The European Commission is preparing to unveil a legislative package aimed at reducing electricity costs across the bloc, according to a draft document seen by Euronews. The proposal seeks to shift taxation away from electricity and onto natural gas, reform network charges, and accelerate the rollout of smart meters. The initiative comes as renewed geopolitical tensions, particularly in the Middle East and concerns over the Strait of Hormuz, have added an estimated €500 million per day to EU fossil fuel costs.
The core of the plan is a change to the electricity market design regulation that would require member states to reduce the tax differential between electricity and gas. This approach bypasses the need for unanimous approval on energy taxation rules, which has stalled previous reform efforts. The Commission argues that current fiscal incentives encourage continued reliance on fossil fuels, undermining the bloc's electrification goals for transport, heating, and industry.
Industry and Household Relief
For energy-intensive industries, the draft proposes giving governments greater flexibility to cut electricity taxes, potentially to zero, to maintain competitiveness. This aligns with a promise made by Commission President Ursula von der Leyen before the recent price spikes. Environmental groups, such as Climate Action Network Europe, have noted that the Commission is using the market design regulation to introduce a broad electrification principle, effectively sidestepping the need for unanimous tax reform.

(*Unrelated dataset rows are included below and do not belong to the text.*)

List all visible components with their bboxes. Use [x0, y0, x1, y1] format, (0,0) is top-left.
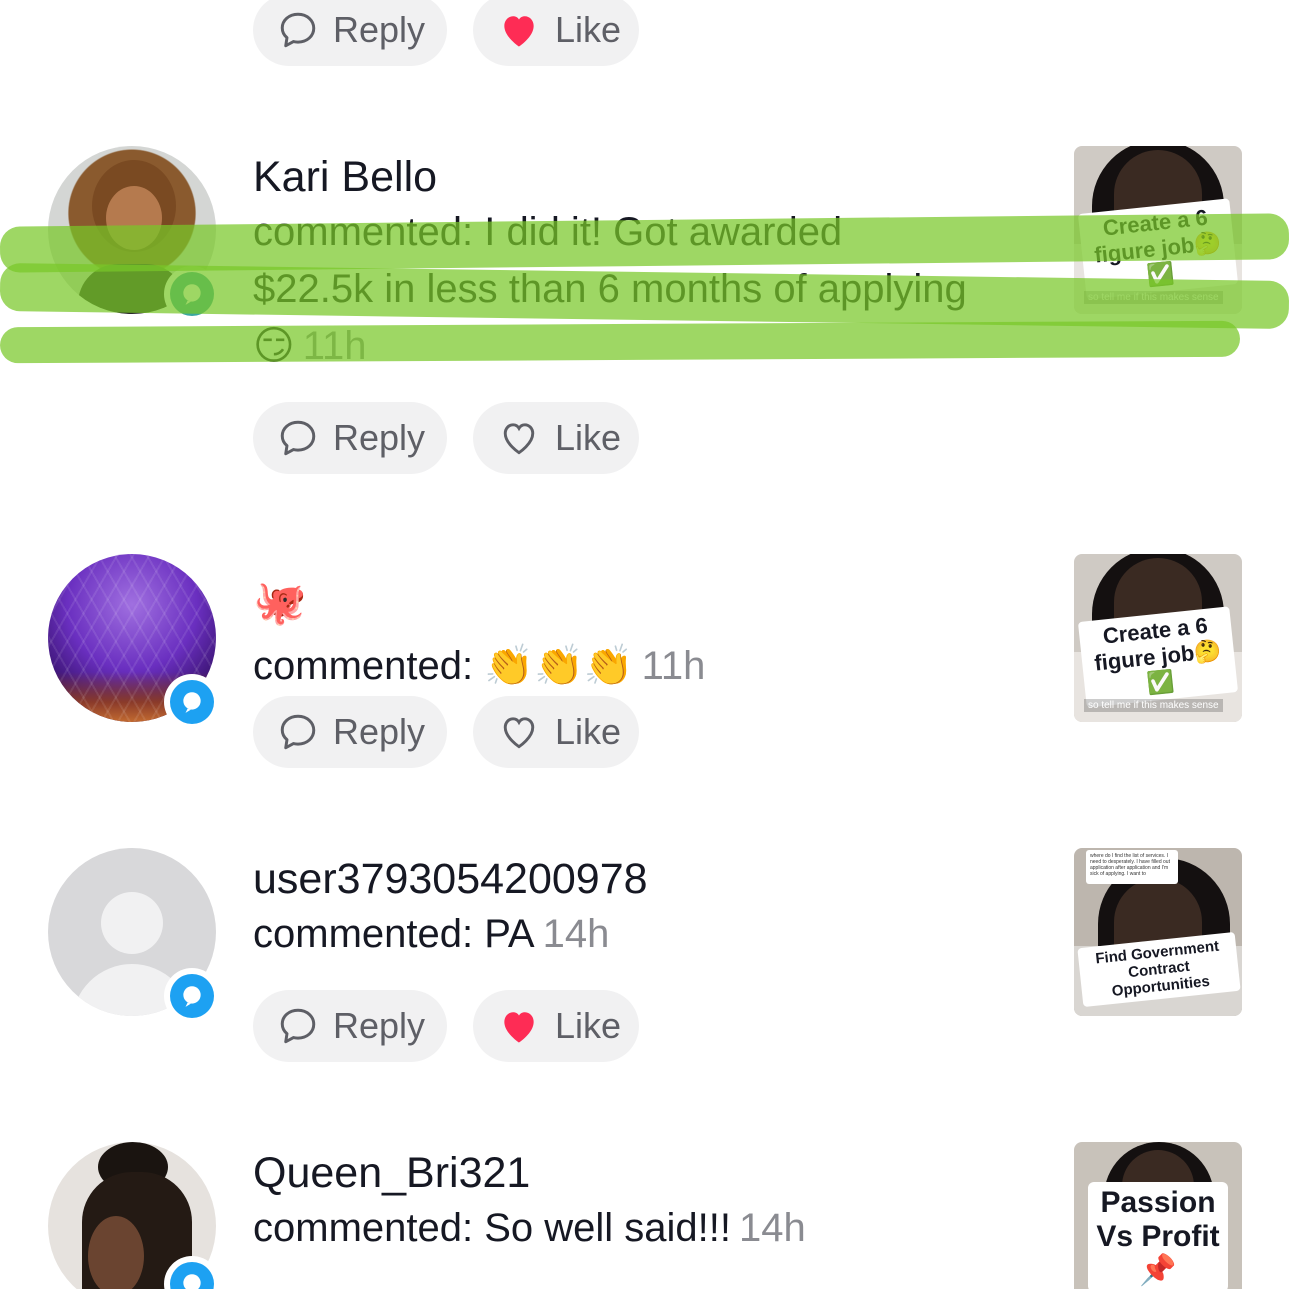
- heart-filled-icon: [504, 16, 534, 47]
- thumbnail-caption: Passion Vs Profit 📌: [1088, 1182, 1228, 1289]
- reply-button[interactable]: Reply: [253, 990, 447, 1062]
- thumbnail-note: where do I find the list of services. I …: [1086, 850, 1178, 884]
- video-thumbnail[interactable]: where do I find the list of services. I …: [1074, 848, 1242, 1016]
- comment-time: 11h: [302, 324, 367, 368]
- comment-username[interactable]: Kari Bello: [253, 150, 973, 204]
- reply-button[interactable]: Reply: [253, 696, 447, 768]
- reply-label: Reply: [333, 1005, 426, 1046]
- comment-actions: Reply Like: [253, 402, 639, 474]
- comment-time: 14h: [542, 912, 610, 956]
- reply-icon: [280, 420, 316, 456]
- like-button[interactable]: Like: [473, 696, 639, 768]
- like-button[interactable]: Like: [473, 402, 639, 474]
- comment-actions: Reply Like: [253, 990, 639, 1062]
- comment-badge-icon: [164, 968, 220, 1024]
- comment-badge-icon: [164, 266, 220, 322]
- like-label: Like: [555, 9, 622, 50]
- reply-label: Reply: [333, 417, 426, 458]
- thumbnail-subtext: so tell me if this makes sense: [1084, 291, 1223, 304]
- comment-time: 14h: [739, 1206, 806, 1250]
- reply-icon: [280, 12, 316, 48]
- comment-username[interactable]: user3793054200978: [253, 852, 973, 906]
- thumbnail-caption: Create a 6 figure job🤔✅: [1077, 198, 1239, 300]
- heart-filled-icon: [504, 1012, 534, 1043]
- comment-text: commented: So well said!!! 14h: [253, 1206, 806, 1250]
- heart-outline-icon: [503, 423, 535, 455]
- comment-text: commented: PA 14h: [253, 912, 610, 956]
- video-thumbnail[interactable]: Create a 6 figure job🤔✅ so tell me if th…: [1074, 146, 1242, 314]
- like-button[interactable]: Like: [473, 0, 639, 66]
- like-label: Like: [555, 711, 622, 752]
- comment-username[interactable]: Queen_Bri321: [253, 1146, 973, 1200]
- comment-text: commented: 👏👏👏 11h: [253, 644, 706, 688]
- comment-actions: Reply Like: [253, 696, 639, 768]
- reply-label: Reply: [333, 711, 426, 752]
- reply-button[interactable]: Reply: [253, 0, 447, 66]
- reply-icon: [280, 1008, 316, 1044]
- reply-icon: [280, 714, 316, 750]
- like-button[interactable]: Like: [473, 990, 639, 1062]
- heart-outline-icon: [503, 717, 535, 749]
- comment-badge-icon: [164, 674, 220, 730]
- comment-time: 11h: [641, 644, 706, 688]
- reply-label: Reply: [333, 9, 426, 50]
- top-comment-actions: Reply Like: [253, 0, 639, 66]
- video-thumbnail[interactable]: Create a 6 figure job🤔✅ so tell me if th…: [1074, 554, 1242, 722]
- thumbnail-caption: Create a 6 figure job🤔✅: [1077, 606, 1239, 708]
- comment-username[interactable]: 🐙: [253, 576, 973, 630]
- comment-text: commented: I did it! Got awarded $22.5k …: [253, 210, 967, 368]
- thumbnail-subtext: so tell me if this makes sense: [1084, 699, 1223, 712]
- video-thumbnail[interactable]: Passion Vs Profit 📌: [1074, 1142, 1242, 1289]
- like-label: Like: [555, 417, 622, 458]
- clapping-hands-emoji: 👏👏👏: [484, 644, 634, 688]
- reply-button[interactable]: Reply: [253, 402, 447, 474]
- smirk-emoji: 😏: [253, 324, 295, 368]
- like-label: Like: [555, 1005, 622, 1046]
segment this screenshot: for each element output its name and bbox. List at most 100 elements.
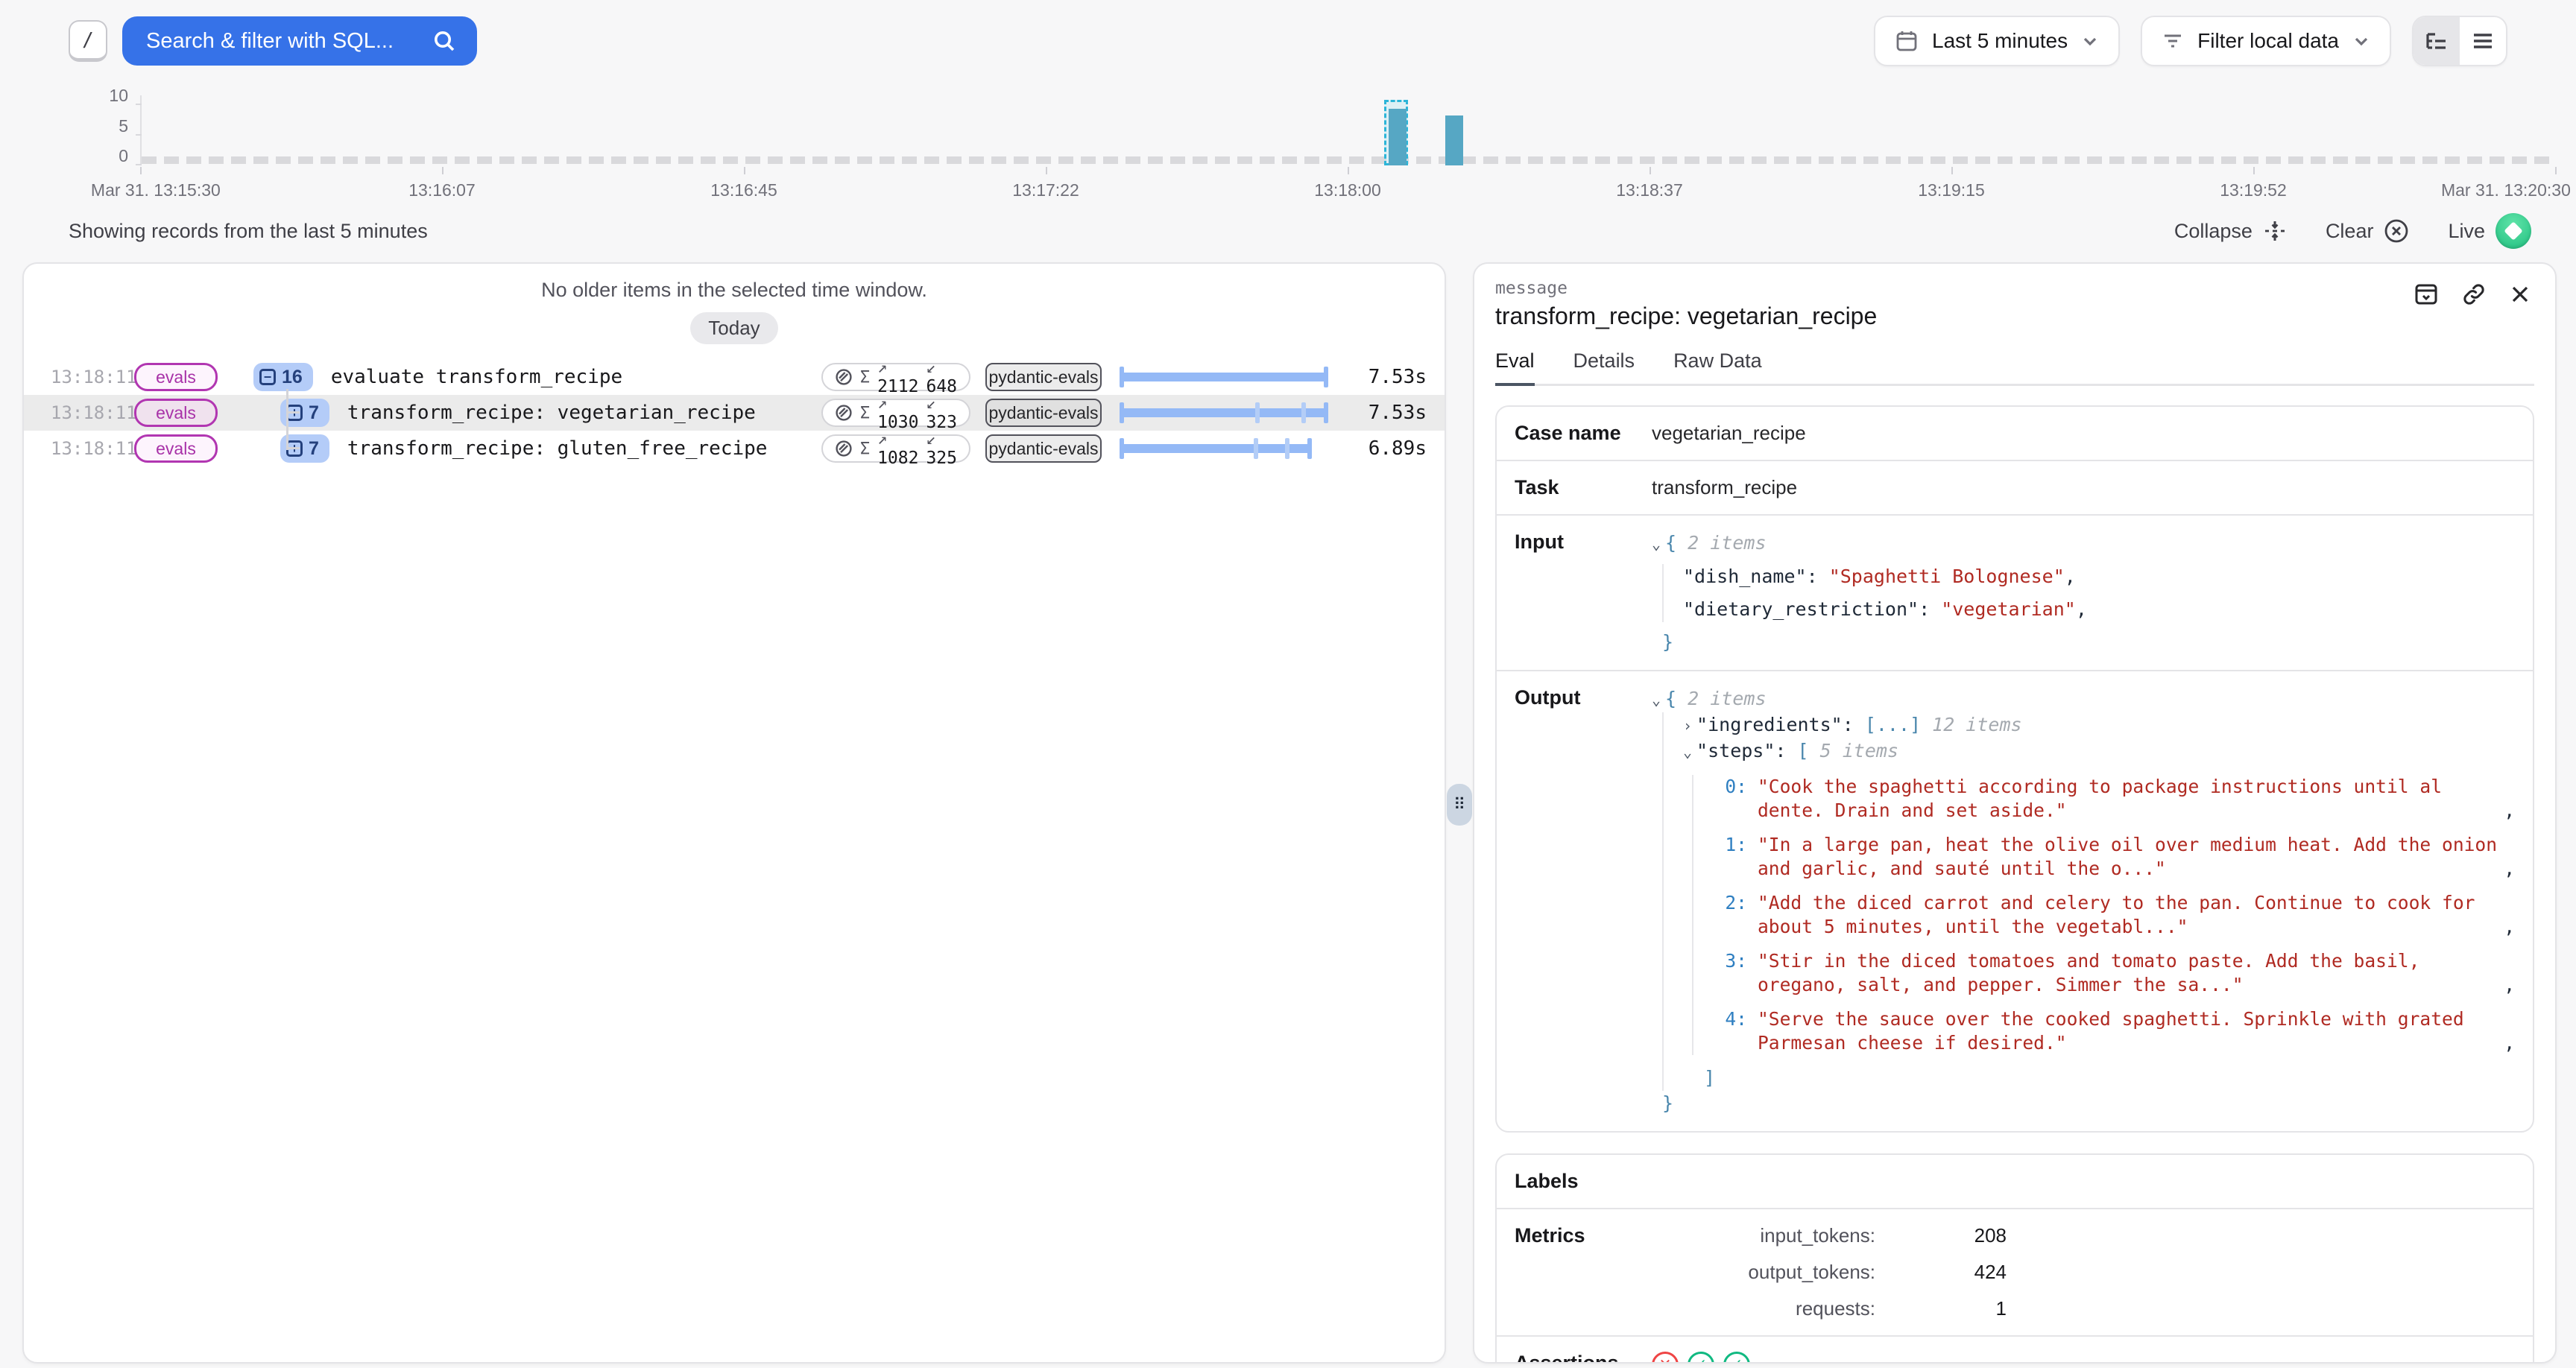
output-json-tree[interactable]: ⌄{ 2 items ›"ingredients": [...] 12 item… xyxy=(1652,686,2515,1116)
metric-name: requests: xyxy=(1652,1297,1875,1320)
tokens-icon xyxy=(835,440,853,457)
items-count-note: 5 items xyxy=(1820,740,1898,761)
tab-details[interactable]: Details xyxy=(1573,349,1635,386)
assertion-pass-icon[interactable]: ✓ xyxy=(1723,1352,1750,1364)
timeline-plot[interactable] xyxy=(140,95,2555,165)
span-name: evaluate transform_recipe xyxy=(331,366,622,388)
json-step-entry: 2:"Add the diced carrot and celery to th… xyxy=(1714,891,2515,939)
filter-local-data-dropdown[interactable]: Filter local data xyxy=(2141,16,2391,66)
collapse-children-badge[interactable]: − 16 xyxy=(253,363,313,391)
json-value: "vegetarian" xyxy=(1941,598,2076,620)
assertions-label: Assertions xyxy=(1515,1352,1652,1364)
scope-badge: evals xyxy=(134,434,218,463)
x-tick-label: 13:18:37 xyxy=(1616,180,1683,200)
trace-row-gluten-free-recipe[interactable]: 13:18:11 evals + 7 transform_recipe: glu… xyxy=(24,431,1445,466)
assertion-fail-icon[interactable]: ✕ xyxy=(1652,1352,1679,1364)
case-name-value: vegetarian_recipe xyxy=(1652,422,2515,445)
sigma-icon: Σ xyxy=(860,368,870,387)
tree-view-button[interactable] xyxy=(2414,17,2460,65)
span-duration: 7.53s xyxy=(1340,402,1427,424)
drag-handle-icon[interactable]: ⠿ xyxy=(1447,784,1472,826)
metric-value: 208 xyxy=(1875,1224,2007,1247)
y-tick-label: 0 xyxy=(0,147,128,165)
live-indicator-icon xyxy=(2496,213,2531,249)
received-arrow-icon: ↙ xyxy=(926,358,957,377)
record-kind: message xyxy=(1495,279,2534,298)
clear-button[interactable]: Clear xyxy=(2326,218,2410,244)
metrics-grid: input_tokens:208output_tokens:424request… xyxy=(1652,1224,2515,1320)
flat-list-view-button[interactable] xyxy=(2460,17,2506,65)
token-usage-pill: Σ ↗1082 ↙325 xyxy=(821,434,970,463)
metric-value: 424 xyxy=(1875,1261,2007,1284)
live-toggle-button[interactable]: Live xyxy=(2448,213,2531,249)
chevron-down-icon xyxy=(2352,32,2370,50)
chevron-open-icon[interactable]: ⌄ xyxy=(1652,691,1661,709)
search-button[interactable]: Search & filter with SQL... xyxy=(122,16,477,66)
tree-connector xyxy=(286,447,300,449)
chevron-open-icon[interactable]: ⌄ xyxy=(1683,743,1692,761)
open-brace: { xyxy=(1665,688,1676,709)
tab-eval[interactable]: Eval xyxy=(1495,349,1535,386)
sent-arrow-icon: ↗ xyxy=(877,394,918,413)
timeline-bar[interactable] xyxy=(1445,115,1463,165)
token-usage-pill: Σ ↗2112 ↙648 xyxy=(821,363,970,391)
sigma-icon: Σ xyxy=(860,404,870,422)
received-arrow-icon: ↙ xyxy=(926,430,957,449)
dock-panel-button[interactable] xyxy=(2414,282,2439,307)
collapse-button[interactable]: Collapse xyxy=(2174,219,2287,243)
assertion-pass-icon[interactable]: ✓ xyxy=(1688,1352,1714,1364)
tokens-sent: 1082 xyxy=(877,449,918,468)
child-count: 7 xyxy=(309,402,319,424)
clear-label: Clear xyxy=(2326,220,2374,243)
x-tick-label: 13:16:45 xyxy=(710,180,777,200)
json-key: "dietary_restriction": xyxy=(1683,598,1930,620)
calendar-icon xyxy=(1895,29,1919,53)
metrics-row: Metrics input_tokens:208output_tokens:42… xyxy=(1497,1208,2533,1335)
task-label: Task xyxy=(1515,476,1652,499)
timeline-bar[interactable] xyxy=(1389,109,1407,165)
panel-splitter[interactable]: ⠿ xyxy=(1446,262,1473,1364)
service-tag: pydantic-evals xyxy=(985,399,1102,427)
json-key: "steps": xyxy=(1696,740,1786,761)
top-bar: / Search & filter with SQL... Last 5 min… xyxy=(0,0,2576,82)
tree-view-icon xyxy=(2425,29,2449,53)
records-timeline-chart[interactable]: 1050 Mar 31. 13:15:3013:16:0713:16:4513:… xyxy=(0,86,2576,206)
open-brace: { xyxy=(1665,532,1676,554)
sent-arrow-icon: ↗ xyxy=(877,430,918,449)
comma: , xyxy=(2065,566,2076,587)
output-row: Output ⌄{ 2 items ›"ingredients": [...] … xyxy=(1497,670,2533,1131)
collapse-label: Collapse xyxy=(2174,220,2253,243)
metric-name: output_tokens: xyxy=(1652,1261,1875,1284)
trace-rows: 13:18:11 evals − 16 evaluate transform_r… xyxy=(24,359,1445,466)
time-range-dropdown[interactable]: Last 5 minutes xyxy=(1874,16,2120,66)
span-duration: 7.53s xyxy=(1340,366,1427,388)
status-bar: Showing records from the last 5 minutes … xyxy=(45,212,2531,250)
chevron-open-icon[interactable]: ⌄ xyxy=(1652,535,1661,553)
y-tick-label: 5 xyxy=(0,117,128,135)
row-timestamp: 13:18:11 xyxy=(51,402,122,423)
input-json-tree[interactable]: ⌄{ 2 items "dish_name": "Spaghetti Bolog… xyxy=(1652,531,2515,655)
x-tick-label: Mar 31. 13:15:30 xyxy=(91,180,221,200)
trace-row-evaluate-transform-recipe[interactable]: 13:18:11 evals − 16 evaluate transform_r… xyxy=(24,359,1445,395)
eval-results-table: Labels Metrics input_tokens:208output_to… xyxy=(1495,1153,2534,1364)
tab-raw-data[interactable]: Raw Data xyxy=(1673,349,1762,386)
json-value: "Spaghetti Bolognese" xyxy=(1829,566,2065,587)
case-name-label: Case name xyxy=(1515,422,1652,445)
tree-connector xyxy=(286,411,300,414)
trace-list-panel: No older items in the selected time wind… xyxy=(22,262,1446,1364)
chevron-closed-icon[interactable]: › xyxy=(1683,717,1692,735)
case-name-row: Case name vegetarian_recipe xyxy=(1497,407,2533,460)
collapsed-array[interactable]: [...] xyxy=(1865,714,1921,735)
json-step-entry: 0:"Cook the spaghetti according to packa… xyxy=(1714,775,2515,823)
span-duration-bar xyxy=(1120,437,1328,460)
logfire-live-view: / Search & filter with SQL... Last 5 min… xyxy=(0,0,2576,1368)
items-count-note: 2 items xyxy=(1688,532,1766,554)
service-tag: pydantic-evals xyxy=(985,434,1102,463)
json-step-entry: 4:"Serve the sauce over the cooked spagh… xyxy=(1714,1007,2515,1055)
date-pill: Today xyxy=(690,312,777,344)
copy-link-button[interactable] xyxy=(2461,282,2487,307)
input-label: Input xyxy=(1515,531,1652,554)
trace-row-vegetarian-recipe[interactable]: 13:18:11 evals + 7 transform_recipe: veg… xyxy=(24,395,1445,431)
close-panel-button[interactable] xyxy=(2509,282,2531,307)
json-key: "dish_name": xyxy=(1683,566,1818,587)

The Italian think tank ECCO published a study on Thursday highlighting a stark imbalance in Italy, where households face electricity taxes up to four times higher than those on natural gas. For small and medium-sized enterprises, the gap widens to more than twentyfold. Matteo Leonardi, ECCO's co-founder, called this a 'striking paradox' that penalises the technologies essential for the energy transition. 'Those investing in electrification are unable to fully benefit from its economic advantages,' he said, warning of slower investment and reduced competitiveness.
Grid Costs Under Scrutiny
The Commission's document also addresses the rising share of electricity bills attributable to network costs and taxes. According to the draft, grid charges account for 24–29% of household bills and 21% of business bills, while taxes and levies add another 24% for households and 16% for firms. These costs are expected to rise significantly as the EU invests in grid expansion to integrate more renewable energy. Annual grid investments could double to between €75 billion and €100 billion, with total costs potentially increasing by 60% by 2050.
The International Energy Agency has warned that grid capacity is not keeping pace with the rapid growth of solar, wind, electric vehicles, and heat pumps. To address this, the Commission proposes redesigning tariff structures to reward efficient use of infrastructure. Households and businesses could face time- and location-based charges, encouraging consumption when clean power is abundant and grid congestion is low. This would mean, for example, charging electric vehicles or running industrial processes during periods of high solar or wind generation.
Smart meters are central to this vision. The Commission wants at least 50% of customers to have smart meters by 2030, rising to 65% by 2033. These digital devices enable real-time tracking of consumption, allowing consumers to respond to dynamic tariffs and benefit from lower-cost periods. Broader deployment would also improve grid visibility and management.
Political Hurdles Ahead
Negotiations among member states are expected to be challenging. Taxation remains a national competence, and efforts to harmonise rules across the bloc face resistance. Governments must balance potential revenue losses against the economic benefits of lower energy costs. Sweden has already emerged as a vocal opponent, with Stockholm recently halting plans for a new power cable to Denmark in response to the Commission's proposal to use congestion charge revenues for grid upgrades.
The Commission's approach reflects a broader strategy to accelerate electrification while managing the fiscal and political complexities of energy taxation. As the bloc grapples with high energy costs and geopolitical instability, the success of this plan will depend on member states' willingness to cede some control over tax policy in exchange for lower bills and a more resilient grid.